Lower postmenstrual age, lower birth weight, male gender, singleton birth, a larger volume of blood transfusion, and a longer duration of artificial ventilation were previously demonstrated to be associated with severe ROP.2, 3, 4, 5 In fact, low birth weight, the presence of CLD, a long duration of artificial ventilation, and a long duration of oxygen use were demonstrated to be associated with the incidence of severe ROP in our study on the basis of univariate logistic regression analysis. However, only duration of artificial ventilation and duration of oxygen use were determined to be significant risk factors on the basis of the multivariate logistic regression analysis. The relatively small number of subjects in this study might have prevented the other variables from showing statistical significance. Interestingly, a long duration of artificial ventilation acted as a protective factor in the multivariate analysis, but it might not be clinically meaningful, as the odds ratio (0.88) was modest. As maternal smoking showed significant association with the lower incidence of severe ROP, with notable odds ratios in both the univariate and multivariate logistic regression analyses, we considered the results to be robust statistically.
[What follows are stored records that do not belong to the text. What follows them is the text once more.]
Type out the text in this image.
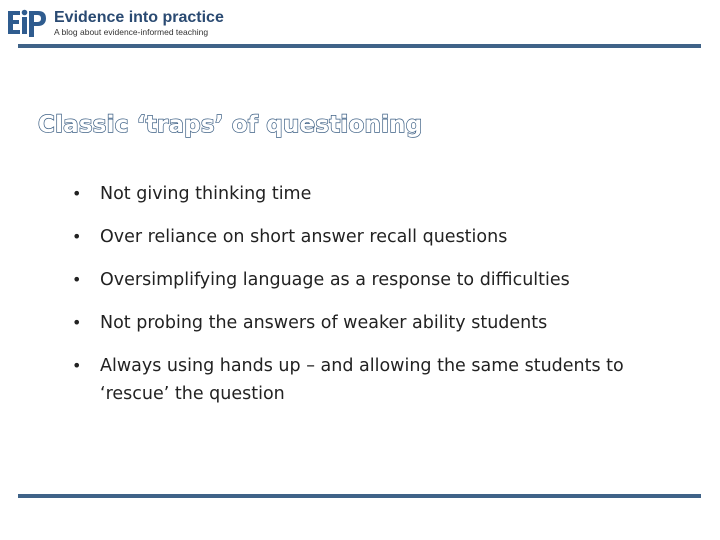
Evidence into practice
A blog about evidence-informed teaching
Classic ‘traps’ of questioning
•	Not giving thinking time
•	Over reliance on short answer recall questions
•	Oversimplifying language as a response to difficulties
•	Not probing the answers of weaker ability students
•	Always using hands up – and allowing the same students to ‘rescue’ the question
Despite the insufficient assessment of the influence of maternal smoking on ROP, it is known to affect placental functions and interfere with foetal development, which is associated with small birth weight. Two reports described that maternal smoking was associated with lower birth weight12, 13 and one of them showed a high rate of maternal smoking in the group of school-going-aged children with regressed ROP.12 The reason why this study did not show any difference in the mean postmenstrual age or birth weight between the smoking and non-smoking groups is unknown. We speculate that there might be different foetal or perinatal survival ratios between the smoking group and non-smoking group and only survival cases that may have a more defensive nature to smoking stress were included in this study. Recent studies reported that smoking disturbs the development of the foetal nervous system, and is associated with risks such as cognitive and auditory processing deficits.6, 7, 8 Hence, we speculate that the interference with the development of the nervous system might also affect foetal neuroretinal development, and limit the demand for oxygen. This would attenuate the stress of hypoxia, and reduce the production of angiogenic factors participating in the development of severe ROP. A recent report showed that the increased expression of vascular endothelial growth factor was associated with advanced ROP.14 Another study reported that nicotine treatment histopathologically induces marked changes in the organization of the developing retina in newborn rats.15 This enhancement of the anti-hypoxia defence system because of excessive intra-uterine hypoxia is speculated to be another possible mechanism that reduces the incidence of severe ROP. Recent reports demonstrated an increase in haemeoxygenase 1 and 2 expressions in the placenta of smoking mothers, and increased levels of ceruloplasmin in the plasma of newborns and mothers exposed to tobacco smoking.16, 17 These molecules are known as anti-oxidants that might reduce oxidative stress in the ischemic retina of premature infants, which might inhibit the excessive expression of angiogenic factors.

Despite the finding that maternal smoking was associated with a lower rate of severe ROP, the other effects of smoking on the consequent development of visual function remain unknown. Moreover, maternal smoking is not a recommendable behaviour because of a number of smoking-related systemic adverse events on mothers and infants. However, the present results may provide meaningful insights into some aspects of complicated ROP pathogenesis. Further studies are needed to elucidate the manner in which cigarette smoking or nicotine modifies the development of the fetal retina and reduces the risk of severe ROP, which may suggest a novel therapy for ROP in the future.